Embodiment 10 of the Invention
FIG. 14 shows a cross section of a rear projection type screen according to the tenth embodiment of the present invention. The rear projection type screen according to the tenth embodiment of the present invention is basically the same as the configuration of the rear projection type screen according to the ninth embodiment of the invention. The rear projection type screen is further provided with a transparent sheet 23 on the exit surface of the lenticular lens sheet 1b. The only difference is that a self-aligned external light absorption layer 17 is provided on the exit surface of the transparent sheet 23. Even in such a configuration, the same effect as in the ninth embodiment of the invention can be obtained. In addition, since the manufacturing method of the rear projection type screen concerning Embodiment 10 of this invention is the same as that of Embodiment 9 of invention, description is abbreviate | omitted.

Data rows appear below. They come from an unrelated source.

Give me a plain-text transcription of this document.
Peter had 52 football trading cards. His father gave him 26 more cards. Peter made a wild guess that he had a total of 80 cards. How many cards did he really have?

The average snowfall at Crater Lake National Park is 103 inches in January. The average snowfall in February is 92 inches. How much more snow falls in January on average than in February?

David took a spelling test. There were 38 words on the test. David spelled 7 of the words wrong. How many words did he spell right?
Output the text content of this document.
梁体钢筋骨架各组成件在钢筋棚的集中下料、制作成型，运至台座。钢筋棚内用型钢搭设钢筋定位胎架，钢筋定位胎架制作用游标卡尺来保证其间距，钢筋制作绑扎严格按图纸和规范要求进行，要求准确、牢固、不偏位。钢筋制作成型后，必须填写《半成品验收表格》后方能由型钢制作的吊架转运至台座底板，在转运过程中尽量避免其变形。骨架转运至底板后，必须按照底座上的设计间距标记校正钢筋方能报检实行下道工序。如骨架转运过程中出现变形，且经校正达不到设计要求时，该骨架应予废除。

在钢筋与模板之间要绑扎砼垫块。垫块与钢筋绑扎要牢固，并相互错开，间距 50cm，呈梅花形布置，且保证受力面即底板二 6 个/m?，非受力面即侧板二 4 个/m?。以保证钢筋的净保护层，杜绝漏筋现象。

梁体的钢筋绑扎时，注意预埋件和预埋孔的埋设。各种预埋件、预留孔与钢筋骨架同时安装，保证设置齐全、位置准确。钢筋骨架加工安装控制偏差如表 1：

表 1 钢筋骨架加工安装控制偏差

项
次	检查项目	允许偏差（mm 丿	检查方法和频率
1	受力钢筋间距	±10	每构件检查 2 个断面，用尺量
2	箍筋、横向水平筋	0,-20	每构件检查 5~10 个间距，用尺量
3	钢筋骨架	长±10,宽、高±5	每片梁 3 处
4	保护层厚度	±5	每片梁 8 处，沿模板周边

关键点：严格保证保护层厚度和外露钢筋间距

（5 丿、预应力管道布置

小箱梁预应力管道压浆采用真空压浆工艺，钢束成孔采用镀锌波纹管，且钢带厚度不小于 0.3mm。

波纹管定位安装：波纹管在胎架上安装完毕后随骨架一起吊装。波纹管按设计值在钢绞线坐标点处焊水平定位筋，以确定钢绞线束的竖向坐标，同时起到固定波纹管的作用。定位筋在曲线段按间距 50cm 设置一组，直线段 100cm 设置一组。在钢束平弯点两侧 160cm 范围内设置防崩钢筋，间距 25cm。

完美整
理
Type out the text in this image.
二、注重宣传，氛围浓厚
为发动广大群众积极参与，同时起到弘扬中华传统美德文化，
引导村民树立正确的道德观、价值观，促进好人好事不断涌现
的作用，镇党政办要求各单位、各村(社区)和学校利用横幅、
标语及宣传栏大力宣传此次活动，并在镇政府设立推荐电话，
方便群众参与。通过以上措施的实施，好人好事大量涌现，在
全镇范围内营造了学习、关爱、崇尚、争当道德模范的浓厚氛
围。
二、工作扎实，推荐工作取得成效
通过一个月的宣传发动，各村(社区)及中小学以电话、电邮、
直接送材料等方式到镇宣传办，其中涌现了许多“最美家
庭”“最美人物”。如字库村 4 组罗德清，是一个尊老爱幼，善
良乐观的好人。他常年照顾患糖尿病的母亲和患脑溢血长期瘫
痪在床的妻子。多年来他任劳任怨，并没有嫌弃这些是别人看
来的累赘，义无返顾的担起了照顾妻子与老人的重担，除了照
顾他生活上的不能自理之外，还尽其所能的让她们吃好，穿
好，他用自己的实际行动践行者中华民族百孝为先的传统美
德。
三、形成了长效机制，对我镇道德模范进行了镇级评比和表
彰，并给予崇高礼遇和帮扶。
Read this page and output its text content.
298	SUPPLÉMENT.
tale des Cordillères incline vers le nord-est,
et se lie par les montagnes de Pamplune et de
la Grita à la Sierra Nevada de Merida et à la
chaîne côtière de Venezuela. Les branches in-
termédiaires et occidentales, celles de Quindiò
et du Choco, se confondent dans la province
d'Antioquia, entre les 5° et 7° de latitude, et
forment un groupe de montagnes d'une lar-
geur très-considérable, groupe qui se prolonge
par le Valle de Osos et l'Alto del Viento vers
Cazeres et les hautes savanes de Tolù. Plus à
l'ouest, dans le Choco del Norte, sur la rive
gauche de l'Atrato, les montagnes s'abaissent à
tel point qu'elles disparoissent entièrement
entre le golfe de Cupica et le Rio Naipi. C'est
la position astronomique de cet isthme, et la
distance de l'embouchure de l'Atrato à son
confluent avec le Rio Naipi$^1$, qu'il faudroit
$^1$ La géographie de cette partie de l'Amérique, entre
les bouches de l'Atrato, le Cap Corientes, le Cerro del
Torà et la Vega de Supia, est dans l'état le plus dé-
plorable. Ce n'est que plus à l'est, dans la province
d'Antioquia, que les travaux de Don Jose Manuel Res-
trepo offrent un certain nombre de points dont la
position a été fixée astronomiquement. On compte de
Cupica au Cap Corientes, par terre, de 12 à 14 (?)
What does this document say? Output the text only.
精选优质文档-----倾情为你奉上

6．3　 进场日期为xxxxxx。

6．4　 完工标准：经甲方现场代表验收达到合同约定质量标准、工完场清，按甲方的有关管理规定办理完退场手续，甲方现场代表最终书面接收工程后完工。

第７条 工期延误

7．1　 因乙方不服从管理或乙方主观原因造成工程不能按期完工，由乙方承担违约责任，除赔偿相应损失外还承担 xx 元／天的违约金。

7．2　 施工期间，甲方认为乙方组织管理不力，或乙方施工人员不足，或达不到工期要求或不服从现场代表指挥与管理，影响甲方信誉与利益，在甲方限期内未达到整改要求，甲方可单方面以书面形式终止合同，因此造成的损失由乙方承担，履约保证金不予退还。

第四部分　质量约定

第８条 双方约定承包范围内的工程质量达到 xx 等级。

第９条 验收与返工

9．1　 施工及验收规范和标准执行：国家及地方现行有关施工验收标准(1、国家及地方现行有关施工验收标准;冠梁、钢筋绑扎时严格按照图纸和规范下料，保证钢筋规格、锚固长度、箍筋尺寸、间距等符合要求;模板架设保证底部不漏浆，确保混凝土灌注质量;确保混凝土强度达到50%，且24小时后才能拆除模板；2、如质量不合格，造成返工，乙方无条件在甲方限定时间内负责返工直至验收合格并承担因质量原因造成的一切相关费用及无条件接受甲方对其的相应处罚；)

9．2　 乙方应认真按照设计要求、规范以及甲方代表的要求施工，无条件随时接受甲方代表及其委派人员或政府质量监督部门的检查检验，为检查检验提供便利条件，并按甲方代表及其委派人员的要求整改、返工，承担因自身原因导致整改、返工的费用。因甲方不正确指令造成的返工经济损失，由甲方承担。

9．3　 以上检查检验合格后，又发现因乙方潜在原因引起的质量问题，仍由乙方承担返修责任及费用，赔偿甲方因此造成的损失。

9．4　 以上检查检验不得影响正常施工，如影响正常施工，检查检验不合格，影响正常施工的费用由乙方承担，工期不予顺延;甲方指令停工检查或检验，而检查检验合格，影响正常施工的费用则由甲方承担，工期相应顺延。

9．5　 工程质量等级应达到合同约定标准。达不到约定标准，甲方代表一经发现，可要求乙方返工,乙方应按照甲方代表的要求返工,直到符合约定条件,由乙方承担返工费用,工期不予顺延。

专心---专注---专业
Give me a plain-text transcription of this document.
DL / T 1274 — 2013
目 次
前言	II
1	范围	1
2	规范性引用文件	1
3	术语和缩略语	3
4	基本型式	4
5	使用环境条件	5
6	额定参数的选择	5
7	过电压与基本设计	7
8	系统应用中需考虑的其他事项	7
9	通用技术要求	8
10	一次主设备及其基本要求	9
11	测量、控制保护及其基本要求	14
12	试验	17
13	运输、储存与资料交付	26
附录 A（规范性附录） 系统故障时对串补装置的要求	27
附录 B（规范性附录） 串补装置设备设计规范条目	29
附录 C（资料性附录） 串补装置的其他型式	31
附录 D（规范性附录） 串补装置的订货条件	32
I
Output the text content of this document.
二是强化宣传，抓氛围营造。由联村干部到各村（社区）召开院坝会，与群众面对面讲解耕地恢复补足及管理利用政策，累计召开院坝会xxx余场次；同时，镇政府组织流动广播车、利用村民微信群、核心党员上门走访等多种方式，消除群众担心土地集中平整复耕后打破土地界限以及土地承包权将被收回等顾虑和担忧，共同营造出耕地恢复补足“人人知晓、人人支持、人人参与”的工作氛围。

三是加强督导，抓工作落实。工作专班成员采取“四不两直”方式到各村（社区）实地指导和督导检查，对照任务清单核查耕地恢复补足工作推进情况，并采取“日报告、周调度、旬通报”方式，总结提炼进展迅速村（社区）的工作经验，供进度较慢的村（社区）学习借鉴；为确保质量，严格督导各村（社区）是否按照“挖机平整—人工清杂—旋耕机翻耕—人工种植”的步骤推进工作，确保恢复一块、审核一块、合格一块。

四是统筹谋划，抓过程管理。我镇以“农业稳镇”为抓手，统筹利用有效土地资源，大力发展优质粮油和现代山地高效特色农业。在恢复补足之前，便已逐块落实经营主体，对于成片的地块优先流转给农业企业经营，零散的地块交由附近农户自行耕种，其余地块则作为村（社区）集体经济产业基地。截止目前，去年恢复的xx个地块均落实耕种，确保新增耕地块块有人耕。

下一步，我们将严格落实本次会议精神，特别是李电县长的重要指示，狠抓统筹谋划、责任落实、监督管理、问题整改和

Other Embodiments of the Invention
As shown in the sectional view of FIG. 15, the filling layer may be composed of two or more filling layers 24 and 25.

  In addition, although the lenticular lens sheet 1 in the above-mentioned example has a single-sheet configuration, it may be configured by forming lens arrays 12 and 13 on two sheets and bonding them together.

  The lenticular lens sheet according to the present invention is used in, for example, a rear projection type projection apparatus such as a rear projection type projection television or a monitor. FIG. 17 shows a configuration example of the rear projection type projection apparatus. In the figure,

The image light generated and emitted from the rear projection projector 51 is reflected by the mirror 52 and enters the rear projection screen 53. The rear projection screen 53 includes a Fresnel lens sheet 531, a lenticular lens sheet 532, and a front plate 533. The light incident on the rear projection screen 53 is narrowed down to a certain angle within the Fresnel lens sheet 531, and then enters the lenticular lens sheet 532. Light diffuses in the lenticular lens sheet 532 and then exits from the exit surface via the front plate 533. The observer observes the light emitted from the front plate 533.

  The lens design was performed on the lenticular lens sheet according to each of the above-described embodiments.

  19 and 20 show specific lens unit element refractive index combinations and lens shape dimensions relating to Examples 1 to 7. FIG. Example 1, Example 2 and Example 3 are Embodiment 1 of the Invention, Example 4 is Embodiment 4 of the Invention, Example 5 is Embodiment 5 of the Invention, Example 6 is Embodiment 6 of the Invention, and Example 7 is Invention This corresponds to the configuration shown in the seventh embodiment.

ここで、Ａ２〜Ａ１０＝０ In order to explain the respective reference numerals shown in FIGS. 19 and 20, FIG. 18A shows a top sectional view of the lens unit element, and FIG. 18B shows a transverse sectional view thereof. 18 to 20, 1 is a subscript indicating the part of the first lens array, 2 is a subscript indicating the part of the second lens array, n is the refractive index of the material on the exit side of the lens array, and f is parallel. The focal length of the lens with respect to incident light [mm], C is the curvature of the lens, K is the conic constant of the lens, P is the pitch of the lens [mm], and S is the depth of the lens (SAG) [mm]. Here, S represents the maximum depth when the value of the distance X from the lens apex is X = ± P / 2 in the following equation.

Here, A2 to A10 = 0

  Φ is the tangent angle [deg] of the lens trough, θ is the lens refraction angle (cut-off angle of emitted light) [deg], and ΔH is the first lens trough and the second lens trough. The distance [mm] and ΔV indicate the distance [mm] between the first lens row apex portion and the second lens row apex portion.

  In Examples 1 and 2, the first lens layer is made of an acrylic ultraviolet curable resin, and the second lens layer is made of an MS resin. In Example 3, a computer simulation was performed on the assumption that the first lens layer was formed of a fluorine-based ultraviolet curable resin and the second lens layer was formed of an MS resin.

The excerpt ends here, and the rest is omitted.